Em ano eleitoral é bom lembrar o texto, “O Analfabeto Político” de Bertolt Brecht: o pior analfabeto é o analfabeto político. Ele não ouve, não fala, nem participa dos acontecimentos políticos. Ele não sabe o custo de vida, o preço do feijão, do arroz, da batata e nem da carne, ignora o aluguel e o preço dos remédios, não sabe e nem ouviu falar que isso tudo depende da vontade política dos governantes.
O analfabeto político é tão burro que se orgulha e ainda estufa o peito dizendo que odeia política. Este imbecil alienado não sabe que, da sua ignorância política é que nasce a prostituta, o mendigo, o pilantra corrupto e o lacaio das empresas nacionais e multinacionais, bajuladores do capital estrangeiro.

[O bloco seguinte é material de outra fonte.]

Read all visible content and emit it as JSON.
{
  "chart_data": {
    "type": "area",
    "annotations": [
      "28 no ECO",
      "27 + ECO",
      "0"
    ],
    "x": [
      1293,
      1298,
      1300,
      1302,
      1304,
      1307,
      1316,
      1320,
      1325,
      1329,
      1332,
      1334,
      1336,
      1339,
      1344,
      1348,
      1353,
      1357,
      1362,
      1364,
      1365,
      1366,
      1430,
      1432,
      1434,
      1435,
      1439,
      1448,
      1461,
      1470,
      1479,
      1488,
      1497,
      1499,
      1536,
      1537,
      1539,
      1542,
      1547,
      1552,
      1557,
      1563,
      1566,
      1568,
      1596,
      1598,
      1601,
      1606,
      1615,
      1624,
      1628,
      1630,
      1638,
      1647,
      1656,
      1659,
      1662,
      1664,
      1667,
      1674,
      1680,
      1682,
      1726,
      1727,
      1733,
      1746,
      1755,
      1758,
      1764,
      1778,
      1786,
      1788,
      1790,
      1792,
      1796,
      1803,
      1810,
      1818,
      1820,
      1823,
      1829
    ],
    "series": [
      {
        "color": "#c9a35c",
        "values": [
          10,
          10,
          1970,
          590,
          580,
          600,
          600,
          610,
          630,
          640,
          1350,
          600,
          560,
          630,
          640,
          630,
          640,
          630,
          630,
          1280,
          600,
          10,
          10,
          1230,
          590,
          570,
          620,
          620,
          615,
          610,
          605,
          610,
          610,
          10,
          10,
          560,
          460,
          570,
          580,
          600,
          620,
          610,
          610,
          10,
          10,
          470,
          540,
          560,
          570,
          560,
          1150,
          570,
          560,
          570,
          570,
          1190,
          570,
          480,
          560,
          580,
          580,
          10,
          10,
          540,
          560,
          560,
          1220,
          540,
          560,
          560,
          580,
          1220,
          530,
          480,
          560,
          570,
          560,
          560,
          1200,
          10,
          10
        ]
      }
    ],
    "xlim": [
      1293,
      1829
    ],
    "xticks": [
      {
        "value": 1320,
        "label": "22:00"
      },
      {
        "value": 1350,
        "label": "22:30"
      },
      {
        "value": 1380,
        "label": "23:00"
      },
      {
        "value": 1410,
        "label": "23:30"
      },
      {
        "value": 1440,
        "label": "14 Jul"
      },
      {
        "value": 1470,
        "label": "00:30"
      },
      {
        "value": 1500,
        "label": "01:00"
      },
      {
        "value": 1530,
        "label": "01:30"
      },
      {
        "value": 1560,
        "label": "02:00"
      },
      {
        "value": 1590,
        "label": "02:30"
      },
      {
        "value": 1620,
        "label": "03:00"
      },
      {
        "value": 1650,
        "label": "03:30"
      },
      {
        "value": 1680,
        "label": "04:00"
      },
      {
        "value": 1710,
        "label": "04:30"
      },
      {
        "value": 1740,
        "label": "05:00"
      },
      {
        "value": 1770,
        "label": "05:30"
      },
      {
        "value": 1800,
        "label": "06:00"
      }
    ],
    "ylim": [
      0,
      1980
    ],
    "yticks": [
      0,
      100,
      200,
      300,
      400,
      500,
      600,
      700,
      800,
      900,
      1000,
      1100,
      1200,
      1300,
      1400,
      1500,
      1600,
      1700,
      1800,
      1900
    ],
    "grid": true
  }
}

Em épocas passadas, os estudantes se achavam o tal sendo da esquerda, e ainda há gente assim, mas com a maturidade percebem que há alternativas bem mais interessantes em exercer a sua cidadania.
Recentemente comemorou-se 196 anos do nascimento de Carl Marx, não se pode deixar de considerar que ele foi um pensador e intelectual formidável, apesar de algumas ideias estranhas e contestadas, como todo filósofo que se presta. Ele decodificou o funcionamento do capitalismo, que na época assombrava o mundo, criou uma teoria igualitária que é o socialismo que conhecemos. E imagino cá com meus botões, que foi por isso que seu pensamento foi deturpado por uma esquerda autoritária e ele acabou odiado por um direita débil. São ideias minhas. Pois as suas teorias sociais e econômicas revolucionaram as ciências humanas, na mesma magnitude que as teorias de Freud revolucionaram o pensamento humano, com a invenção da psicanálise, a teoria evolucionista de Darwin revolucionou a biologia e a de Einstein revolucionou a física. 
O pensamento de Marx continua original em sua complexidade, nos garante o sociólogo e psicanalista Jackson C.Buonocore, sendo um instrumento para a compreensão da realidade política do passado e de hoje. Para seus críticos broncos prestam-se queixas, para os farsantes que deturparam suas teorias ao chegarem ao poder, protestam-se com denúncias e para seus estudiosos e simpatizantes dedicam-se a homenagens. 
Hoje já vemos pessoas desprovidas de bom senso propagandear candidatos a cargos públicos tentando convencer eleitores menos avisados e, mormente apolíticos, com velhas estratégias de marketing, onde vendem candidatos como se fossem bananas, ou sabonete, diz o psicanalista, tentado desmoralizar adversários nas redes sociais, transformando a corrida política a cargos bem pagos, como a uma corrida em cancha reta de cavalos bem alimentados. 
Acho ainda que a melhor forma de exercer a democracia na plenitude é respeitar o eleitor, fortalecendo o espírito republicano, com respeito aos seus direitos, apresentando projetos, ideias que melhorem a vida das pessoas e economia nos gastos públicos em todos os setores.